Advantages Over Endotracheal Intubation

A primary benefit of the SGA approach is the significantly reduced time and lower skill level required for successful insertion compared to an endotracheal tube (ETT). The technique relies on anatomical landmarks rather than direct visualization of the vocal cords, which translates to a higher first-pass success rate in many emergency settings. The intervention time for advanced airway placement is significantly shorter for SGAs compared to ETI, especially in out-of-hospital cardiac arrest.

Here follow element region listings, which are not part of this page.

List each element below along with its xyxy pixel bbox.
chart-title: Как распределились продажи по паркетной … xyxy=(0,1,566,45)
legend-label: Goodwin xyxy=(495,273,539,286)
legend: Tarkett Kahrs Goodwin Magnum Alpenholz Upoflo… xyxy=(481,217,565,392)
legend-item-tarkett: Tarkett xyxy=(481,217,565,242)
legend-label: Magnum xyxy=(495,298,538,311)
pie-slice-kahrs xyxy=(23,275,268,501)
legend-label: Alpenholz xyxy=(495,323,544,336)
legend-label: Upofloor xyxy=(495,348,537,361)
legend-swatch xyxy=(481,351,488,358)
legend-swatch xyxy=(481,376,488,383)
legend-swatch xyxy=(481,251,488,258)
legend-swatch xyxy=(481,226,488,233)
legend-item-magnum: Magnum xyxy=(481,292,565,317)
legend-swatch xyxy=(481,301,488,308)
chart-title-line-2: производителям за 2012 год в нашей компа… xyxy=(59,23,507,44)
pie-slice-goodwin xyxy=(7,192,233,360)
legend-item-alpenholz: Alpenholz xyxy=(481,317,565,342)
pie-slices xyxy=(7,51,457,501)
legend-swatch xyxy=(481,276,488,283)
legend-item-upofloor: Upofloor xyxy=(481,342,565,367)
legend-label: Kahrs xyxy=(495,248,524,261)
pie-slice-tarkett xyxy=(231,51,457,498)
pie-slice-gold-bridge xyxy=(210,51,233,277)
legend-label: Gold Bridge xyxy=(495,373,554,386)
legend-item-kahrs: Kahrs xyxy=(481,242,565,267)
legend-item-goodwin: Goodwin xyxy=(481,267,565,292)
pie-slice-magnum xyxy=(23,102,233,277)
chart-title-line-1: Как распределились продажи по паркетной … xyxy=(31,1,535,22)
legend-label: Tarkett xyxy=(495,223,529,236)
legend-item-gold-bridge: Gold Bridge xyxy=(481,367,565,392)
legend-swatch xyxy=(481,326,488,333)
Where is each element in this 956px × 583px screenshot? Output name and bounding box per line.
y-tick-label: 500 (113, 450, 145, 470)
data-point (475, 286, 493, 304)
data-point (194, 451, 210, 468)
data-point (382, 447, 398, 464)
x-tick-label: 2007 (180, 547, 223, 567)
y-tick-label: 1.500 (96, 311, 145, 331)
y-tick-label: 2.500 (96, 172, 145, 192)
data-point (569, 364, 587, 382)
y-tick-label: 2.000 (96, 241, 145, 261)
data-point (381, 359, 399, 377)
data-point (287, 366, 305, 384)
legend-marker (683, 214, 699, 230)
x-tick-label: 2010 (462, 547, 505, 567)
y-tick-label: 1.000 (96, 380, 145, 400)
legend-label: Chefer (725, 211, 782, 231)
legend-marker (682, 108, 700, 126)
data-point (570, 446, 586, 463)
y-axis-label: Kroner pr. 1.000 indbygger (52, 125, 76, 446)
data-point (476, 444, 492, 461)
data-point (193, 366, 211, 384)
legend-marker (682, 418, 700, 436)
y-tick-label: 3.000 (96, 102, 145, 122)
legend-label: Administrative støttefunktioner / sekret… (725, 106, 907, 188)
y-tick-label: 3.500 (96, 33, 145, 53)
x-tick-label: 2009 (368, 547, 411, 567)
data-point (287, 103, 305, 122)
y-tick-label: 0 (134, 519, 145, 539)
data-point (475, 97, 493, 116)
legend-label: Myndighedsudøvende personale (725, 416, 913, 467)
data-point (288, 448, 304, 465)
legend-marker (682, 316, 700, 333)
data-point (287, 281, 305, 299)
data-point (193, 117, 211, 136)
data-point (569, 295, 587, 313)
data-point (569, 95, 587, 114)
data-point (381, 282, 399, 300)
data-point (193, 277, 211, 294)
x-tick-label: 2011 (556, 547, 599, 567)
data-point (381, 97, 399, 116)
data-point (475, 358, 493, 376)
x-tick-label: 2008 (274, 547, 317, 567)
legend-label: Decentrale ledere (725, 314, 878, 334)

The less invasive nature of the placement is another considerable advantage, as the device does not need to pass through the vocal cords. This reduces the risk of trauma to the delicate laryngeal structures, which can sometimes be irritated or injured during ETT placement. This less stimulating insertion process also contributes to greater hemodynamic stability in the patient.

The placement of an SGA typically causes less stimulation of the patient’s reflexes, reducing the likelihood of a sudden spike in heart rate or blood pressure immediately following airway insertion. While SGAs offer numerous benefits, they do not provide the same high level of protection against the aspiration of stomach contents into the lungs as a cuffed ETT. Therefore, they are generally not recommended for patients with a known full stomach or other high risk factors for regurgitation.